Topic: opus experimental versions as part of opus-tools, and other questions (Read 12795 times) previous topic - next topic
0 Members and 1 Guest are viewing this topic.

opus experimental versions as part of opus-tools, and other questions

Hi all,
I've been playing with Opus for a bit and really like it, but I do have some signals that trip it up as high as 128 kbps, and even higher sometimes. I even created a very simple sample which tripped it up at 160 and above, but I will need to do more testing to make sure the codec was to blame. If that indeed is the problem, I will put them here along with ABX so hopefully it can be improved. In fact I am probably violating a rule by saying I can hear these without posting evidence, but again I have to do further testing to make sure this is legitimate.
But first I was going to run these few samples past the experimental builds which seem to try to address these issues. But I don't know where to obtain them. I once found one, but I can't remember the version, or where i got it. I would be looking for the opusenc utility like the one in the command line opus-tools. I really hope these are being made somewhat regularly because I have no clue on how to work with sources.
Also, if these builds really do improve quality, and I think they will, will they begin folding back into the main release like AoTuV did with the official Vorbis years ago?
And another interesting thought. Could the research that went into developing Opus be used to refine a codec like Vorbis which is only for storage? Maybe some new coding strategies based on Celt but something which works well in high delay situations. I know Opus is great for storage as is, and was intended to be so, but if low delay codecs are at so much of a disadvantage, then it would make sense to wonder what something like Opus could do without that restriction. It's probably impractical at least for now but it's an interesting thought.
Thanks for your answers and have a good day!

opus experimental versions as part of opus-tools, and other questions

Reply #1
The version you want to try is 1.1-alpha, which was released in December. That version includes the improvements you're referring to.

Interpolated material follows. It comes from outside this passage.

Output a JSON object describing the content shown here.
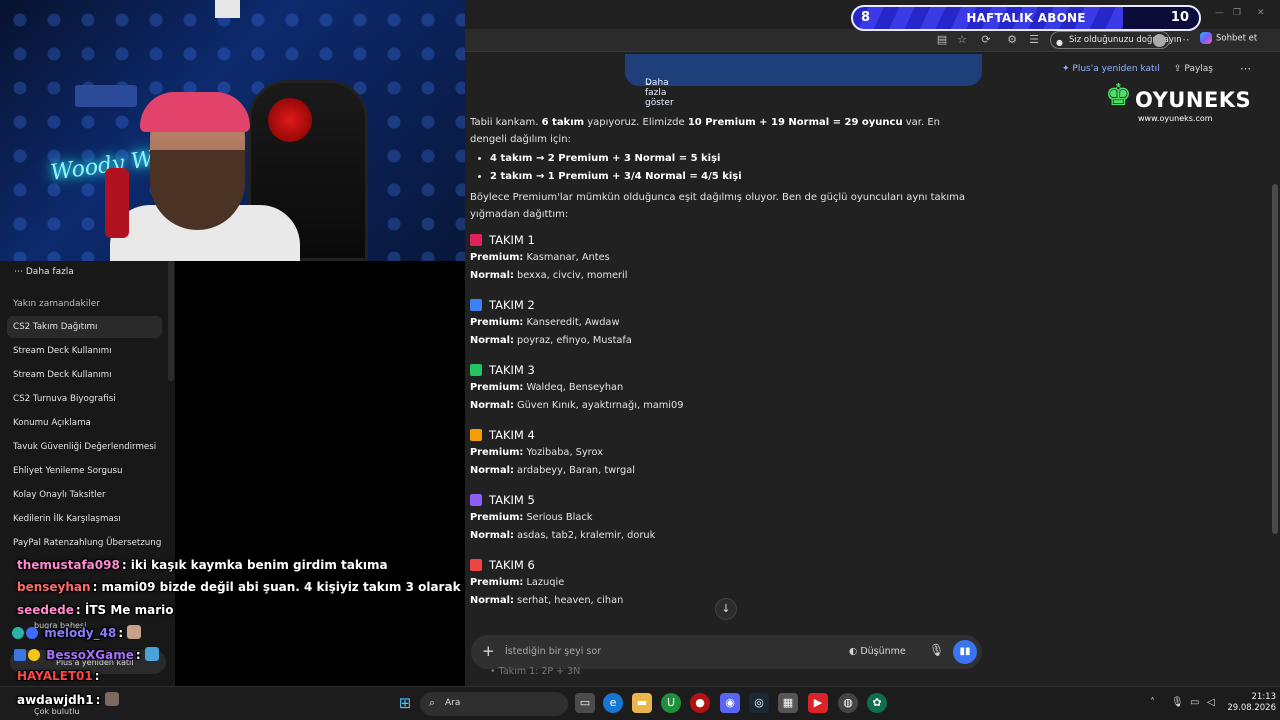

opus experimental versions as part of opus-tools, and other questions

Reply #2
Hi,
This may be a stupid question, but how would I use that version? I know nothing about compiling opusenc or anything else for that matter.
The command line Opus-tools only goes up to libopus 1.0.2 in opusenc.
If I get alpha 1.1 to work and I still have problem samples I will put them in a new topic.
Thanks.

opus experimental versions as part of opus-tools, and other questions

Reply #3
This may be a stupid question, but how would I use that version? I know nothing about compiling opusenc or anything else for that matter.
The command line Opus-tools only goes up to libopus 1.0.2 in opusenc.
If I get alpha 1.1 to work and I still have problem samples I will put them in a new topic.


This post links to compiled alpha version and testing is welcomed:
http://www.hydrogenaudio.org/forums/index....st&p=817976
Dynamic – the artist formerly known as DickD


opus experimental versions as part of opus-tools, and other questions

Reply #5
Hi,
Thanks for these links. The one in the opus testing topic is working just fine. I'll go reporting there.

opus experimental versions as part of opus-tools, and other questions

Reply #6
Hi,
Thanks for these links. The one in the opus testing topic is working just fine. I'll go reporting there.


Please use the link IgorC provided. I'm not sure how the other one was built.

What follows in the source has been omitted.